Dans pareilles circonstances, en se portant caution au bénéfice de la société Igol à hauteur de 41314,50 euros, alors qu’elle avait déjà un encours de cautionnement de 92279,75 euros, qu’elle n’avait aucun revenu ni aucun patrimoine propre, que hormis une maison d’habitation d’une valeur nette de 20000euros, les biens de la communauté pouvant répondre de la garantie donnée étaient nécessaires à l’activité de son époux, lequel tirait de cette activité des revenus qui, déjà à cette époque, ne pouvaient lui permettre de faire face aux besoins de la famille, il apparaît que Mme G… a consenti à l’appelante une garantie qui absorbait toutes les ressources du ménage et dont elle ne pouvait se libérer sans perdre et faire perdre à son époux ainsi qu’à leurs deux enfants tous moyens de subsistance.

C’est à raison, dans pareilles circonstances, que les premiers juges ont retenu que le cautionnement de Mme G… était, lorsqu’il a été donné, manifestement disproportionné à ses biens et revenus.

Dès lors qu’elle ne justifie ni même n’allègue qu’au moment où elle a appelé la caution, le patrimoine de cette dernière lui permettait de faire face à son obligation, la société Igol, qui ne peut se prévaloir du cautionnement conclu avec Mme G…, sera déboutée, par confirmation du jugement entrepris, de l’intégralité de ses prétentions.

Sur les demandes accessoires

La société Igol, qui succombe au sens de l’article 696 du code de procédure civile, devra supporter les dépens de l’instance et régler à Mme G…, à qui il serait inéquitable de laisser la charge de la totalité de ses frais irrépétibles, une indemnité de 2000 euros en application de l’article 700 du code de procédure civile.

PAR CES MOTIFS

CONFIRME en tous ses chefs critiqués la décision entreprise,

Y AJOUTANT,

CONDAMNE la société Igol Centre à payer à Mme L… G… épouse K… S… la somme de 2000euros en application de l’article 700 du code de procédure civile,

CONDAMNE la société Igol Centre aux dépens,

ACCORDE à Maître Estelle Garnier le bénéfice des dispositions de l’article 699 du code de procédure civile.

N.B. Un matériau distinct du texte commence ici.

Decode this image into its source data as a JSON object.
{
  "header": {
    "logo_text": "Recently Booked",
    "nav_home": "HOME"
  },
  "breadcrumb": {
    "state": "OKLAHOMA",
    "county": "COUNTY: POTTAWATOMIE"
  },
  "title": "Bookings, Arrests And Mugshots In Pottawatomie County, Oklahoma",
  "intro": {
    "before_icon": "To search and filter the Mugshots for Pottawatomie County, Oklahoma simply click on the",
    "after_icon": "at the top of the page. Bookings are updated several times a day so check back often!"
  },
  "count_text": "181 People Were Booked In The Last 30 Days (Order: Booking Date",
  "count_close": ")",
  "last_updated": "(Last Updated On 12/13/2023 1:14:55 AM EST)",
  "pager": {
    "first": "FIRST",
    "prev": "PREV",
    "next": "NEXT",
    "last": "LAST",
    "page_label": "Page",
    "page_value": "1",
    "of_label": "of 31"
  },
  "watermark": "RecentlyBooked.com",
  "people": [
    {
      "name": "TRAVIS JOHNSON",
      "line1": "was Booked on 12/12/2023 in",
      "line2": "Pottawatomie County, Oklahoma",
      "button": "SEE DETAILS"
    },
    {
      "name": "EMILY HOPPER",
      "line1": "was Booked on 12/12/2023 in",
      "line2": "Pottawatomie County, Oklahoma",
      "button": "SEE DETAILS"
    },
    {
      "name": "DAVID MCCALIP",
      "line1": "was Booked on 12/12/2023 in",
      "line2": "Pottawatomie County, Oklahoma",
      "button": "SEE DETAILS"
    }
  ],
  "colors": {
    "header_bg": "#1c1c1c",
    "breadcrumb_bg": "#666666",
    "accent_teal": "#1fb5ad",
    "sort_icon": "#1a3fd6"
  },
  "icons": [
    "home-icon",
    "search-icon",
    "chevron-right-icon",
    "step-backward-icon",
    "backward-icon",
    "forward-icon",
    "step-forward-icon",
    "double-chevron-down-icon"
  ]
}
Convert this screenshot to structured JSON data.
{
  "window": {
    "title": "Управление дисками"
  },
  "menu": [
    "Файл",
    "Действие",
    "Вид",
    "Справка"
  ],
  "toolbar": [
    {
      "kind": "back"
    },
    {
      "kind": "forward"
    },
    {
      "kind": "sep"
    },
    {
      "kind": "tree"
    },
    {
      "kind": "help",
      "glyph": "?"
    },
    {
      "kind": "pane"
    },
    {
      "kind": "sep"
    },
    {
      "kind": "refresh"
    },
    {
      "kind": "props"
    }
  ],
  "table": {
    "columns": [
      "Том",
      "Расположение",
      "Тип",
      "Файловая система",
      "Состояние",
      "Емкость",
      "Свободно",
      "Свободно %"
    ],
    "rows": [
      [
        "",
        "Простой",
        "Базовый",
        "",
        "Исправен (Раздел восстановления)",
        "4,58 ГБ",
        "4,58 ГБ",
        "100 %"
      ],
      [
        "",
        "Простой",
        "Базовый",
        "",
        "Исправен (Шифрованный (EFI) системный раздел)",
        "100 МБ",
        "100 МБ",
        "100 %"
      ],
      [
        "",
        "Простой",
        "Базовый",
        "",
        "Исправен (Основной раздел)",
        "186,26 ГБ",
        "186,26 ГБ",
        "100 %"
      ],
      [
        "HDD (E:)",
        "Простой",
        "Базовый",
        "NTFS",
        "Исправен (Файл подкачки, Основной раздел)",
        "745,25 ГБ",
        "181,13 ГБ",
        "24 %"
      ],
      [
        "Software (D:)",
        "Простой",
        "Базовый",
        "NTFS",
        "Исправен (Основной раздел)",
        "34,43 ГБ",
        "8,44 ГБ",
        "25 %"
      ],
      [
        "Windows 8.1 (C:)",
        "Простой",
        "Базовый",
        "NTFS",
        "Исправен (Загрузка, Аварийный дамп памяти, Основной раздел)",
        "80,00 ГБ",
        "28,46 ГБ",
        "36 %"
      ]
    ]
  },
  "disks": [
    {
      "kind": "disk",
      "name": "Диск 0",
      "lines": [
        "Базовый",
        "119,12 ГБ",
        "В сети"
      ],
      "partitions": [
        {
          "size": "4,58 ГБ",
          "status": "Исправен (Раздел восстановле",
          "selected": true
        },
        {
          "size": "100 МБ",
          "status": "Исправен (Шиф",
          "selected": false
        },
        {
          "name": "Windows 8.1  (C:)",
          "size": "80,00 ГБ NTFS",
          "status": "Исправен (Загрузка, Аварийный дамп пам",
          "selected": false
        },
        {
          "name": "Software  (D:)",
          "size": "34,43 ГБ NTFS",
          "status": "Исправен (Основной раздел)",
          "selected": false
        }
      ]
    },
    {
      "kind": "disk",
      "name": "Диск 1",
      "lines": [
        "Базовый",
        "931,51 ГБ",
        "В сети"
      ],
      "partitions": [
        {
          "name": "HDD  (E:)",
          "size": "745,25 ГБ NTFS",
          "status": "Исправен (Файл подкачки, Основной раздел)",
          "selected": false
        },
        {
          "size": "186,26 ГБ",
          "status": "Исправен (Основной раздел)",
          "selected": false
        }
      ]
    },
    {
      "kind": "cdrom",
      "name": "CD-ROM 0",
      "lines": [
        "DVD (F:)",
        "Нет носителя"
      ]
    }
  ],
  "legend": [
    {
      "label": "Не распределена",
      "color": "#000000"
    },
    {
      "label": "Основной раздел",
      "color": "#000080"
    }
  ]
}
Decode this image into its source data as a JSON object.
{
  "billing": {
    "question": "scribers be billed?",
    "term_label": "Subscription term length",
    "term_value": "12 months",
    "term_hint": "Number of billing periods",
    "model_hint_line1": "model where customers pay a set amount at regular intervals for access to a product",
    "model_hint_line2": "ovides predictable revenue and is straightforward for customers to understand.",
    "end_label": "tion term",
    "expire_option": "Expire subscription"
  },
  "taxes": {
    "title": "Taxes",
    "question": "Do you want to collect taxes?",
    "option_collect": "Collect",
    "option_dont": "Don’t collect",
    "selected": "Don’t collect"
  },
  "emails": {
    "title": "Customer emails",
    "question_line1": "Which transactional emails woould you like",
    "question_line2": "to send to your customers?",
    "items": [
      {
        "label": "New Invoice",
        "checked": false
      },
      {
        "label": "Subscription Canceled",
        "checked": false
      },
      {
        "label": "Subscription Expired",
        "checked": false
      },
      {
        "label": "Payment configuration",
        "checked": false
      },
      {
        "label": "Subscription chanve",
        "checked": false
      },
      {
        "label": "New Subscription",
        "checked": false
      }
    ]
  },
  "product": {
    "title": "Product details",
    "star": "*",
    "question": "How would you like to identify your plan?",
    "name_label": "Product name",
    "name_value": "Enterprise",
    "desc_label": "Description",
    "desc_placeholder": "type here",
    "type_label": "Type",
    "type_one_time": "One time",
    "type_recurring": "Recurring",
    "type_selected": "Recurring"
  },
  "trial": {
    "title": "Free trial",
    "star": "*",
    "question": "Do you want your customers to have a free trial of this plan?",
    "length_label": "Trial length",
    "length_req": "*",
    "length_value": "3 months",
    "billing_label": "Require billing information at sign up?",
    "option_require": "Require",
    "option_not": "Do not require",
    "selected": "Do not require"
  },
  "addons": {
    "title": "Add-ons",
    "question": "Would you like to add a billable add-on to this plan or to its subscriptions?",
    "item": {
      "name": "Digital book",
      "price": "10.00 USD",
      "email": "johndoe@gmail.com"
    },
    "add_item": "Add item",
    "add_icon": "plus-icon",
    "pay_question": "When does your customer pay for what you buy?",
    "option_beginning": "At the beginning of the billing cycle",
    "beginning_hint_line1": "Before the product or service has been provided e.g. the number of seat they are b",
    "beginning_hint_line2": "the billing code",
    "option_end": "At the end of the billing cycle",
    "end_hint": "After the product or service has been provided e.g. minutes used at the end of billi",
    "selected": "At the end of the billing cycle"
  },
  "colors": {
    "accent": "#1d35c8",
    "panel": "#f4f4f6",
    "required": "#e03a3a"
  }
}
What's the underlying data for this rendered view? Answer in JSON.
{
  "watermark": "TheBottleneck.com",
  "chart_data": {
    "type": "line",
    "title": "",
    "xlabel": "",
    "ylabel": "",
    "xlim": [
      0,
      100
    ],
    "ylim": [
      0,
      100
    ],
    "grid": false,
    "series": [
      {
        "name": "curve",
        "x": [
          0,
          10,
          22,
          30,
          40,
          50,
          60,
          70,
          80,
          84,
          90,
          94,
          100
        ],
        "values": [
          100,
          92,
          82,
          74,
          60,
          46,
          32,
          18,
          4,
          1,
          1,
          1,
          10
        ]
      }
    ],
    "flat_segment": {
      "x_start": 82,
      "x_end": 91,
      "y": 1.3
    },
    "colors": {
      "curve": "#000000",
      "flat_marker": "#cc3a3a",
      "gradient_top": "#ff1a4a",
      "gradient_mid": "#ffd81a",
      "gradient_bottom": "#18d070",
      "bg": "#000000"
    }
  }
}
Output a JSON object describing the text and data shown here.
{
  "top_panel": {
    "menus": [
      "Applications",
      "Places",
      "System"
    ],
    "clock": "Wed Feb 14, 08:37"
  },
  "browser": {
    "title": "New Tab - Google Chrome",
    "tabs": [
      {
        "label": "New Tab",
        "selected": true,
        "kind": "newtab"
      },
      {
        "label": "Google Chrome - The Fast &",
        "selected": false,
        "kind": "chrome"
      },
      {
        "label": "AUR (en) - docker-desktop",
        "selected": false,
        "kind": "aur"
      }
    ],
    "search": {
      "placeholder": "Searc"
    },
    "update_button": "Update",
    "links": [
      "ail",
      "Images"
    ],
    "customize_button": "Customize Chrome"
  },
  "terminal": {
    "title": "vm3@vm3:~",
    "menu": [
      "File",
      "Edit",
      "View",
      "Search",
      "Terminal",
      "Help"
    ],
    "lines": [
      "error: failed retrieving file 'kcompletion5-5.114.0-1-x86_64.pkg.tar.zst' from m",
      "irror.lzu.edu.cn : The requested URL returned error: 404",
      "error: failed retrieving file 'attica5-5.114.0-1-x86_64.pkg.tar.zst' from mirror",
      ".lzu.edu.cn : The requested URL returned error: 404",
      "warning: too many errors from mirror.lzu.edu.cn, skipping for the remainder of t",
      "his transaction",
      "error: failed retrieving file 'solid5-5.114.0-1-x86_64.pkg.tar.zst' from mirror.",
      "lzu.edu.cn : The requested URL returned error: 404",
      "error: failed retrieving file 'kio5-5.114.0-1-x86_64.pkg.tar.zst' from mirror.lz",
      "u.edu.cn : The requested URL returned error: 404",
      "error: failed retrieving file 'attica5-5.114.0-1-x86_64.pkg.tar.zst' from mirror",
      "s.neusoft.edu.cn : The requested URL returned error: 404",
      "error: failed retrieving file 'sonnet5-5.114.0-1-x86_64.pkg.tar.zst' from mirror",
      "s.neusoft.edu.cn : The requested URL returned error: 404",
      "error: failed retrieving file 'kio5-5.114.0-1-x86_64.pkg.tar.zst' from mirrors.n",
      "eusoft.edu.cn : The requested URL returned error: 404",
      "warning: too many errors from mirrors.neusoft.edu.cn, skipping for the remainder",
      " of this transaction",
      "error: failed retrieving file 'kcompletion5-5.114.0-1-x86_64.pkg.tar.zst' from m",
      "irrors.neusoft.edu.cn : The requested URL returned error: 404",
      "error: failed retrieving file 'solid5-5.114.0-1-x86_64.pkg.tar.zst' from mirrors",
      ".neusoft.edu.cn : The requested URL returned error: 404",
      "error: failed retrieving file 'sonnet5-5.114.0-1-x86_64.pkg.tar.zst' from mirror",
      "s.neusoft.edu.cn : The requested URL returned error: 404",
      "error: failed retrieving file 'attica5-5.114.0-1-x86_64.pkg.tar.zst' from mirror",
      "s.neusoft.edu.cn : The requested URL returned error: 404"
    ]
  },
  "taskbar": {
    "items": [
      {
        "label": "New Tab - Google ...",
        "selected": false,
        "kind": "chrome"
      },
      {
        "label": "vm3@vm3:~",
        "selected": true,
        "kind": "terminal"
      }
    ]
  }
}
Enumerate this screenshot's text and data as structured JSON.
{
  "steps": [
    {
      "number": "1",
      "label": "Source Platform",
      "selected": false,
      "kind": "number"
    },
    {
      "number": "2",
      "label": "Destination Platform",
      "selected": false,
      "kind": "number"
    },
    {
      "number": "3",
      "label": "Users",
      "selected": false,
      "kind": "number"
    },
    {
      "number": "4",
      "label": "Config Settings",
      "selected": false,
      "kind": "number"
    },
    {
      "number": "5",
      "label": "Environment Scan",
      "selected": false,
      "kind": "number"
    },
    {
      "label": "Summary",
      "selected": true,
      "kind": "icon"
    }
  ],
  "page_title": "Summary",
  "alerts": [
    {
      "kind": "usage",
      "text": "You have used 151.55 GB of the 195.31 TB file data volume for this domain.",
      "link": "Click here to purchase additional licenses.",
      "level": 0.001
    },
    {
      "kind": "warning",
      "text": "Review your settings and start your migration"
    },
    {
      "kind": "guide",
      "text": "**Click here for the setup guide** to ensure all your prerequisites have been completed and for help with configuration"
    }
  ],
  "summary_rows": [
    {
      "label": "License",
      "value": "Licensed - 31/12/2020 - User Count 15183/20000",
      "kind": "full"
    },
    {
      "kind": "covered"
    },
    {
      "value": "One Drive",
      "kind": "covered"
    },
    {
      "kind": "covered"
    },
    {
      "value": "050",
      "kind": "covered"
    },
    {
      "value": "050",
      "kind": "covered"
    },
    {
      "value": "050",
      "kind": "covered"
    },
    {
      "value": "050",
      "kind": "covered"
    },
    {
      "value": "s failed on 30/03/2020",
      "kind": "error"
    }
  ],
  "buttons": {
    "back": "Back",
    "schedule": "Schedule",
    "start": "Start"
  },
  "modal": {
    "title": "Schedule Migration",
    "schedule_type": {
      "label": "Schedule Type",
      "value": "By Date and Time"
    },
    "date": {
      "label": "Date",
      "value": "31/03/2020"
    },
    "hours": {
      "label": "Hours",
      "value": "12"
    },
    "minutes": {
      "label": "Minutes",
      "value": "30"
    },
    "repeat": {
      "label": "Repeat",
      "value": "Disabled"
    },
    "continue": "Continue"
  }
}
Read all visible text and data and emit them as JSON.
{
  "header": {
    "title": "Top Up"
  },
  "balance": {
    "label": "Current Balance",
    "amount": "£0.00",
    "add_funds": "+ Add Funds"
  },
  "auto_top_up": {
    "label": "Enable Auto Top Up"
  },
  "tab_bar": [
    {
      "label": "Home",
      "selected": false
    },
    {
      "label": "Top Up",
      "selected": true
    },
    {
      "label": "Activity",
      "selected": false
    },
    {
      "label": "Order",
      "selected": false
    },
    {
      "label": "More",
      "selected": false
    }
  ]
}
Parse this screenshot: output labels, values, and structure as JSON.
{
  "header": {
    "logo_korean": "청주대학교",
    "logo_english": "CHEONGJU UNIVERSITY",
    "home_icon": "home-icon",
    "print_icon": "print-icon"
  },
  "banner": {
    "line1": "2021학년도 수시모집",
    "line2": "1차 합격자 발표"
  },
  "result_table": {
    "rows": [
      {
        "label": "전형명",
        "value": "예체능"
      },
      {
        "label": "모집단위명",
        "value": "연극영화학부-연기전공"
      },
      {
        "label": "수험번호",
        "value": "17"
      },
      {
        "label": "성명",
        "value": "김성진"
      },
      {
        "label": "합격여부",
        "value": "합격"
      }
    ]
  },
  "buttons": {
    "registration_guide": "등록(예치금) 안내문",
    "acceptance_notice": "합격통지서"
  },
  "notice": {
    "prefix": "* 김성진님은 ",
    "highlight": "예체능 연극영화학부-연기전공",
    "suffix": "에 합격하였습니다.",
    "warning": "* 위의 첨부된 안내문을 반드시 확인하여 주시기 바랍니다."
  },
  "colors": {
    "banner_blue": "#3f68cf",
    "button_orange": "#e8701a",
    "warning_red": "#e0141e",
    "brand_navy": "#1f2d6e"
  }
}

ACCORDE aux avocats de la cause, hormis, le bénéfice des dispositions de l’article 699 du code de procédure civile.

Arrêt signé par Madame Carole CAILLARD, Président de la chambre commerciale à la Cour d’Appel d’ORLEANS, présidant la collégialité et Madame Marie-Claude DONNAT , Greffier auquel la minute de la décision a été remise par le magistrat signataire.